Vejamos algumas das razões profundas que motivam a família a se reunir no sêder de Pêssach em torno de uma mesa repleta de símbolos que refletem diferentes mensagens.

O Significado de Família

O sêder como acontecimento familiar, remonta desde a época da primeira fonte de vida judaica, a Torá. No capítulo que descreve o primeiro mandamento ao povo judeu, a Torá introduz a mitsvá do Corbán Pêssach (cordeiro pascal). Deveria ser "um cordeiro, para cada família, um cordeiro para cada casa". O elemento de união explicitado por "casa" é requisito primeiro deste mandamento.

De acordo com algumas autoridades, mesmo sendo rico suficiente para comprar o próprio cordeiro e faminto o bastante para consumi-lo sozinho, deveria, mesmo assim, engajar-se na companhia de outra pessoa para cumprir o preceito.

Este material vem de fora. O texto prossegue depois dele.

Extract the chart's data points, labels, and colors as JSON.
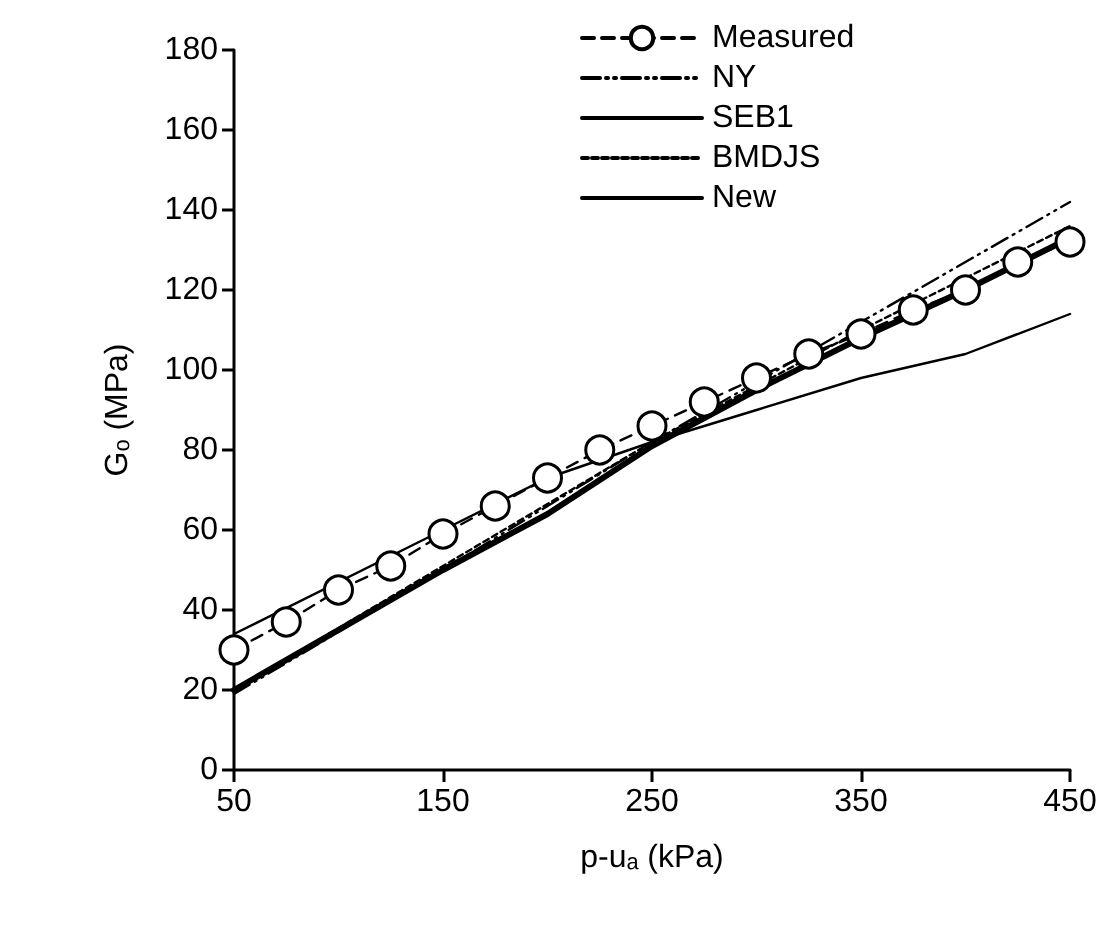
{
  "chart_data": {
    "type": "line",
    "xlabel": "p-uₐ (kPa)",
    "ylabel": "Gₒ (MPa)",
    "xlim": [
      50,
      450
    ],
    "xticks": [
      50,
      150,
      250,
      350,
      450
    ],
    "ylim": [
      0,
      180
    ],
    "yticks": [
      0,
      20,
      40,
      60,
      80,
      100,
      120,
      140,
      160,
      180
    ],
    "grid": false,
    "legend": "top",
    "series": [
      {
        "name": "Measured",
        "color": "#000000",
        "marker": "circle",
        "line_style": "dashed",
        "x": [
          50,
          75,
          100,
          125,
          150,
          175,
          200,
          225,
          250,
          275,
          300,
          325,
          350,
          375,
          400,
          425,
          450
        ],
        "values": [
          30,
          37,
          45,
          51,
          59,
          66,
          73,
          80,
          86,
          92,
          98,
          104,
          109,
          115,
          120,
          127,
          132
        ]
      },
      {
        "name": "NY",
        "color": "#000000",
        "marker": "none",
        "line_style": "dashdot",
        "x": [
          50,
          150,
          250,
          350,
          450
        ],
        "values": [
          19,
          50,
          82,
          112,
          142
        ]
      },
      {
        "name": "SEB1",
        "color": "#000000",
        "marker": "none",
        "line_style": "solid",
        "x": [
          50,
          150,
          200,
          250,
          300,
          350,
          400,
          450
        ],
        "values": [
          34,
          60,
          73,
          82,
          90,
          98,
          104,
          114
        ]
      },
      {
        "name": "BMDJS",
        "color": "#000000",
        "marker": "none",
        "line_style": "dotted",
        "x": [
          50,
          150,
          250,
          350,
          450
        ],
        "values": [
          20,
          51,
          82,
          110,
          136
        ]
      },
      {
        "name": "New",
        "color": "#000000",
        "marker": "none",
        "line_style": "solid",
        "x": [
          50,
          150,
          200,
          250,
          300,
          350,
          400,
          450
        ],
        "values": [
          20,
          50,
          64,
          81,
          95,
          108,
          120,
          133
        ]
      }
    ]
  }
}
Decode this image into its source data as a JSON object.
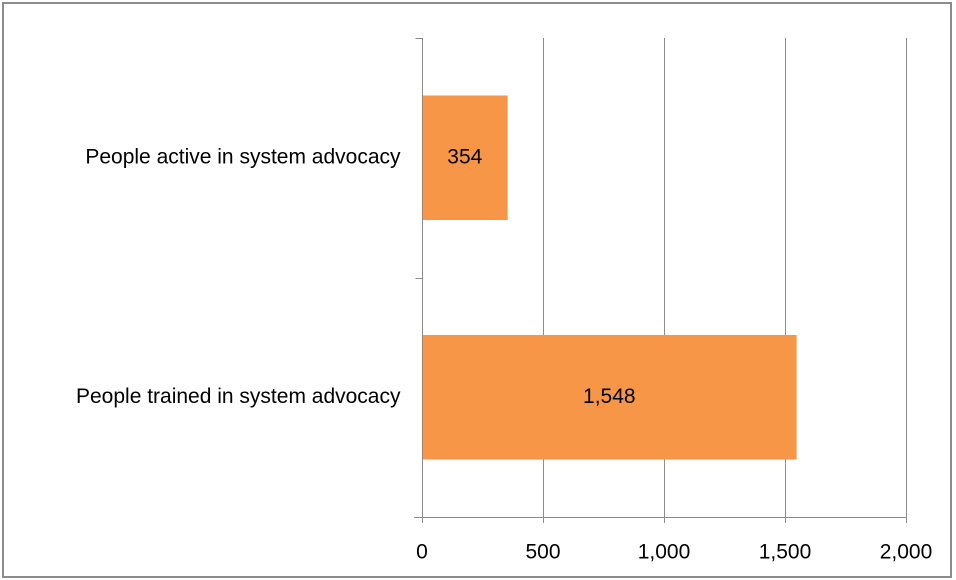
{
  "chart_data": {
    "type": "bar",
    "orientation": "horizontal",
    "categories": [
      "People active in system advocacy",
      "People trained in system advocacy"
    ],
    "values": [
      354,
      1548
    ],
    "data_labels": [
      "354",
      "1,548"
    ],
    "xlim": [
      0,
      2000
    ],
    "x_ticks": [
      0,
      500,
      1000,
      1500,
      2000
    ],
    "x_tick_labels": [
      "0",
      "500",
      "1,000",
      "1,500",
      "2,000"
    ],
    "grid": "vertical",
    "legend": "none",
    "bar_color": "#F79646"
  }
}
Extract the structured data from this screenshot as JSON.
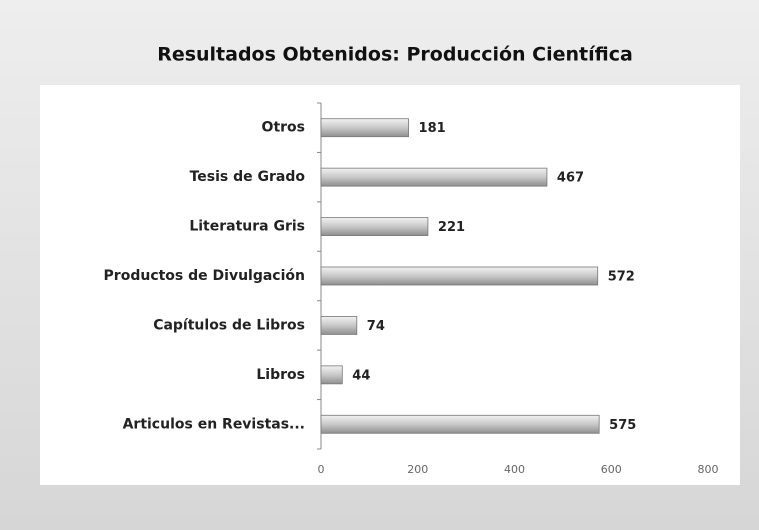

Claramente a necessidade de união é básica para cumprir o mandamento do cordeiro pascal e também para toda a primeira noite de Pêssach, quando era ingerido. As palavras "um cordeiro para cada família" sugere unidade familiar ao redor da mesa. Qualquer um, pronto para dividir os custos da aquisição de um cordeiro, torna-se parte da família. No tocante à Pêssach, o conceito de parentesco é relativo. O vizinho que não possui parentesco, é um amigo espiritual e torna-se parte da família _ conceito este amplamente descrito e manifesto na declaração da abertura da Hagadá: "Quem quer que esteja faminto que venha e coma."

Nosso cuidado e preocupação não pode estar limitado à família de forma restrita, apenas aos parentes de sangue, mas sim, ensina a Hagadá, com a família em seu sentido profundo; com qualquer um que deseje compartilhar deste grupo e se beneficiar dele.

Recompensa

O trabalho árduo de limpar anualmente toda a casa para se livrar do chamêts resulta em uma forte tensão aliviada na noite de Pêssach. O intenso empenho destinado ao preparo dos elementos essenciais para Pêssach culmina num sentimento de liberação de trabalho.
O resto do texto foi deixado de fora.